The Huthi movement appoints a security commission to govern the country until the intended presidential council is established. The Commission includes some of the ministers of Hadi’s government, including the Minister of the Interior and the Minister of Defense who will lead the group.

The rebels dissolve Parliament

6th of February

The Huthis dissolve Parliament and set up a five-man presidency to govern the country over a two-year transition period. The Huthis also say they intend to create a 551 strong national council to replace Parliament. The actions of the rebels are condemned by the United States, the United Nations, the Arab League and the Gulf States Cooperative Organization GCC. There are also protests in the country, including in Sanaa, Taizz, al-Hudayda and Aden.

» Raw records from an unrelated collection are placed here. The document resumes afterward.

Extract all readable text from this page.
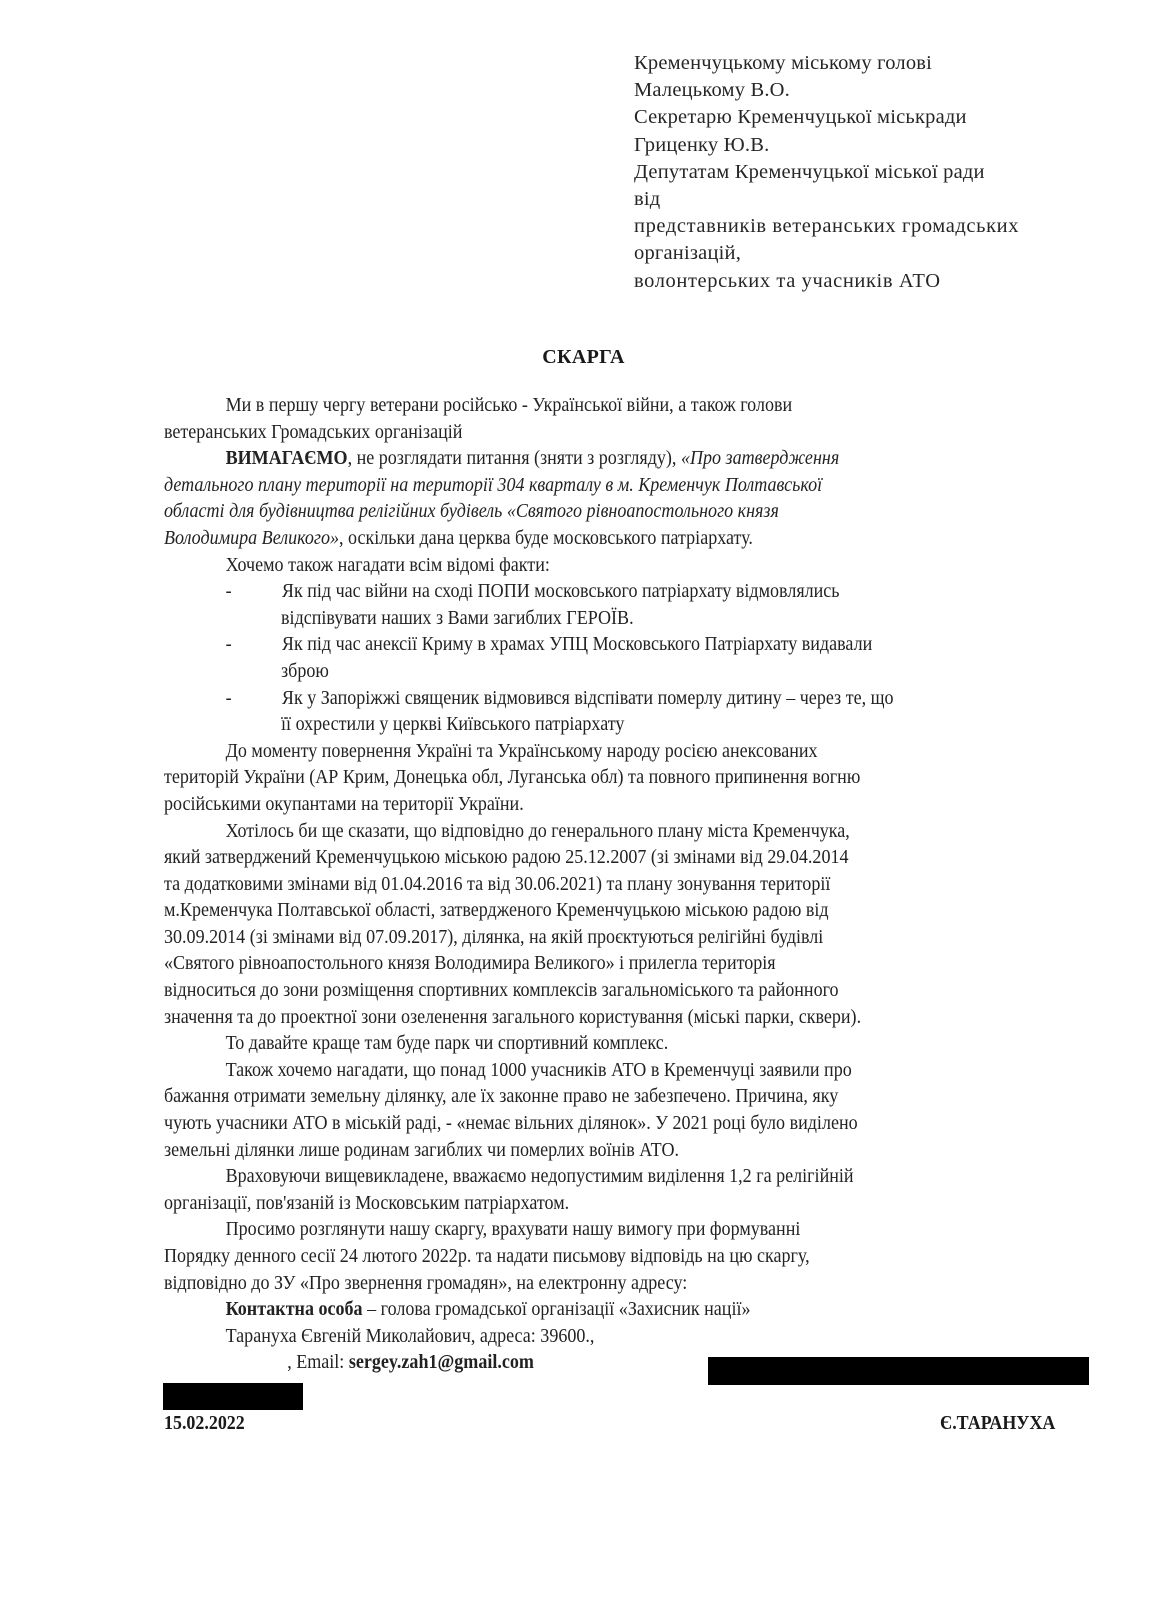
Кременчуцькому міському голові
Малецькому В.О.
Секретарю Кременчуцької міськради
Гриценку Ю.В.
Депутатам Кременчуцької міської ради
від
представників ветеранських громадських
організацій,
волонтерських та учасників АТО
СКАРГА
Ми в першу чергу ветерани російсько - Української війни, а також голови
ветеранських Громадських організацій
ВИМАГАЄМО, не розглядати питання (зняти з розгляду), «Про затвердження
детального плану території на території 304 кварталу в м. Кременчук Полтавської
області для будівництва релігійних будівель «Святого рівноапостольного князя
Володимира Великого», оскільки дана церква буде московського патріархату.
Хочемо також нагадати всім відомі факти:
- Як під час війни на сході ПОПИ московського патріархату відмовлялись
відспівувати наших з Вами загиблих ГЕРОЇВ.
- Як під час анексії Криму в храмах УПЦ Московського Патріархату видавали
зброю
- Як у Запоріжжі священик відмовився відспівати померлу дитину – через те, що
її охрестили у церкві Київського патріархату
До моменту повернення Україні та Українському народу росією анексованих
територій України (АР Крим, Донецька обл, Луганська обл) та повного припинення вогню
російськими окупантами на території України.
Хотілось би ще сказати, що відповідно до генерального плану міста Кременчука,
який затверджений Кременчуцькою міською радою 25.12.2007 (зі змінами від 29.04.2014
та додатковими змінами від 01.04.2016 та від 30.06.2021) та плану зонування території
м.Кременчука Полтавської області, затвердженого Кременчуцькою міською радою від
30.09.2014 (зі змінами від 07.09.2017), ділянка, на якій проєктуються релігійні будівлі
«Святого рівноапостольного князя Володимира Великого» і прилегла територія
відноситься до зони розміщення спортивних комплексів загальноміського та районного
значення та до проектної зони озеленення загального користування (міські парки, сквери).
То давайте краще там буде парк чи спортивний комплекс.
Також хочемо нагадати, що понад 1000 учасників АТО в Кременчуці заявили про
бажання отримати земельну ділянку, але їх законне право не забезпечено. Причина, яку
чують учасники АТО в міській раді, - «немає вільних ділянок». У 2021 році було виділено
земельні ділянки лише родинам загиблих чи померлих воїнів АТО.
Враховуючи вищевикладене, вважаємо недопустимим виділення 1,2 га релігійній
організації, пов'язаній із Московським патріархатом.
Просимо розглянути нашу скаргу, врахувати нашу вимогу при формуванні
Порядку денного сесії 24 лютого 2022р. та надати письмову відповідь на цю скаргу,
відповідно до ЗУ «Про звернення громадян», на електронну адресу:
Контактна особа – голова громадської організації «Захисник нації»
Тарануха Євгеній Миколайович, адреса: 39600.,
, Email: sergey.zah1@gmail.com
15.02.2022	Є.ТАРАНУХА
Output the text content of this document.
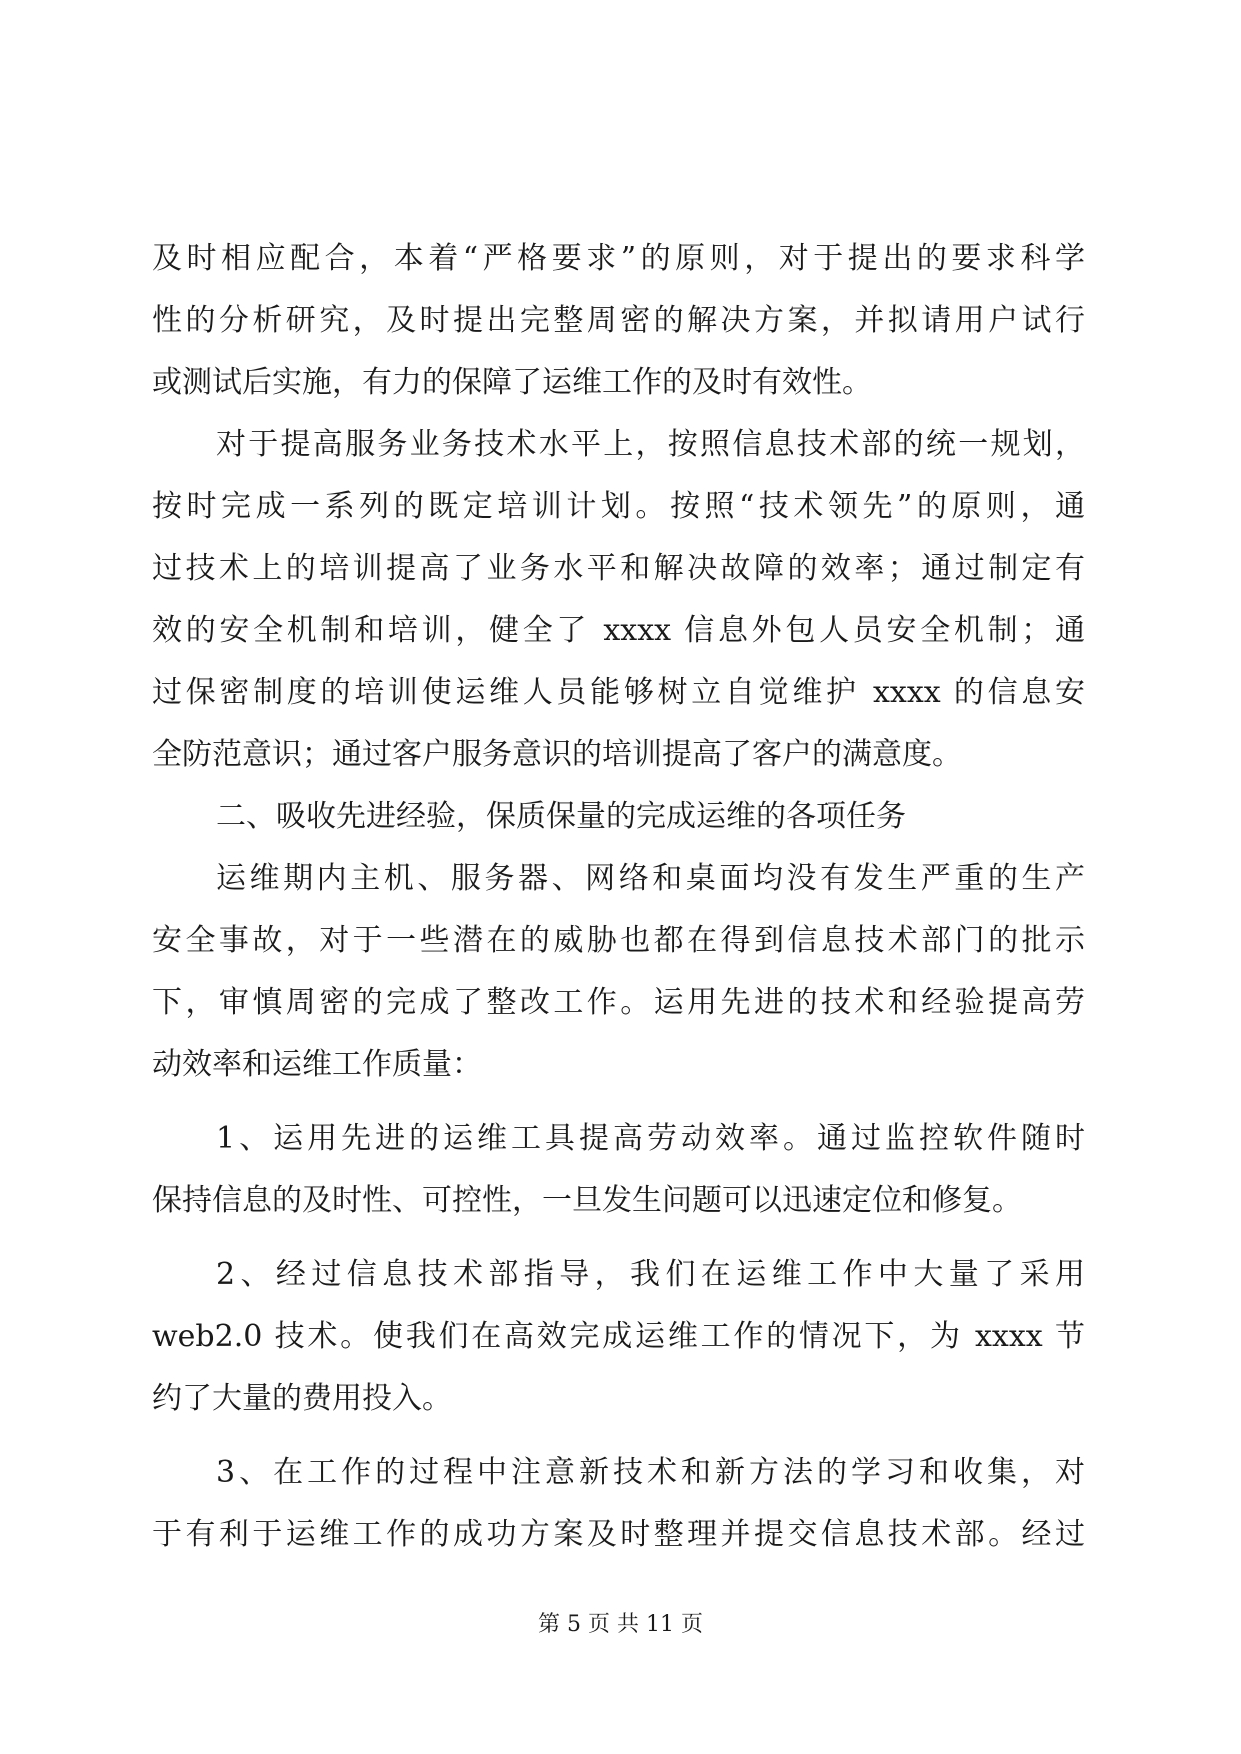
及时相应配合，本着“严格要求”的原则，对于提出的要求科学
性的分析研究，及时提出完整周密的解决方案，并拟请用户试行
或测试后实施，有力的保障了运维工作的及时有效性。
对于提高服务业务技术水平上，按照信息技术部的统一规划，
按时完成一系列的既定培训计划。按照“技术领先”的原则，通
过技术上的培训提高了业务水平和解决故障的效率；通过制定有
效的安全机制和培训，健全了 xxxx 信息外包人员安全机制；通
过保密制度的培训使运维人员能够树立自觉维护 xxxx 的信息安
全防范意识；通过客户服务意识的培训提高了客户的满意度。
二、吸收先进经验，保质保量的完成运维的各项任务
运维期内主机、服务器、网络和桌面均没有发生严重的生产
安全事故，对于一些潜在的威胁也都在得到信息技术部门的批示
下，审慎周密的完成了整改工作。运用先进的技术和经验提高劳
动效率和运维工作质量：
1、运用先进的运维工具提高劳动效率。通过监控软件随时
保持信息的及时性、可控性，一旦发生问题可以迅速定位和修复。
2、经过信息技术部指导，我们在运维工作中大量了采用
web2.0 技术。使我们在高效完成运维工作的情况下，为 xxxx 节
约了大量的费用投入。
3、在工作的过程中注意新技术和新方法的学习和收集，对
于有利于运维工作的成功方案及时整理并提交信息技术部。经过
第 5 页 共 11 页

Al Qaeda leaders are killed

February 5

A senior leader of Aqap, the terrorist network’s al-Qaeda’s foothold in the Arabian Peninsula, is killed in a US drone attack.


The government is leaving

January 22

President Hadi agrees to a number of the rebels’ demands and says he is ready to change a proposal for a new constitution criticized by the huhirebels. The Huthi movement is promised increased representation in parliament and in state institutions. The Rebels promise to leave key posts in the capital, but that doesn’t happen. With reference to the rebels not holding the deal, Hadi resigns, and with him Prime Minister Bahah and the rest of the government. The message triggers demonstrations against the rebel takeover of power in Sanaa. The military committee responsible for four provinces in the south says it no longer takes orders from the capital. Concern is mounting that the power vacuum that has arisen will lead to civil war.

The Presidential Palace is storming

January 20th

Huthirebeller takes over more positions in Sanaa and surrounds the presidential palace. At least 30 people are killed in fighting between the president’s forces and the rebels. Rebel leader Abd al-Malik al-Huthi says President Hadi has not implemented the power-sharing agreement signed in September 2014, and claims that the government encourages al-Qaeda’s terrorist network on the Arabian Peninsula, which promised to protect Sunni Muslims against Shi’ite Hutis. al-Huthi’s performance is supported by former President Saleh’s party.

Attacks and popular protests

7 th of January

Following an attack on police training that requires at least 38 lives, thousands of people from various groups gather for protests in the cities of Sanaa, Ibb and Taizz. The protesters demand the departure of President Hadi. They blame Hadi for failing to give birth to the land so that the state collapsed and the Huthirbels could take over the capital.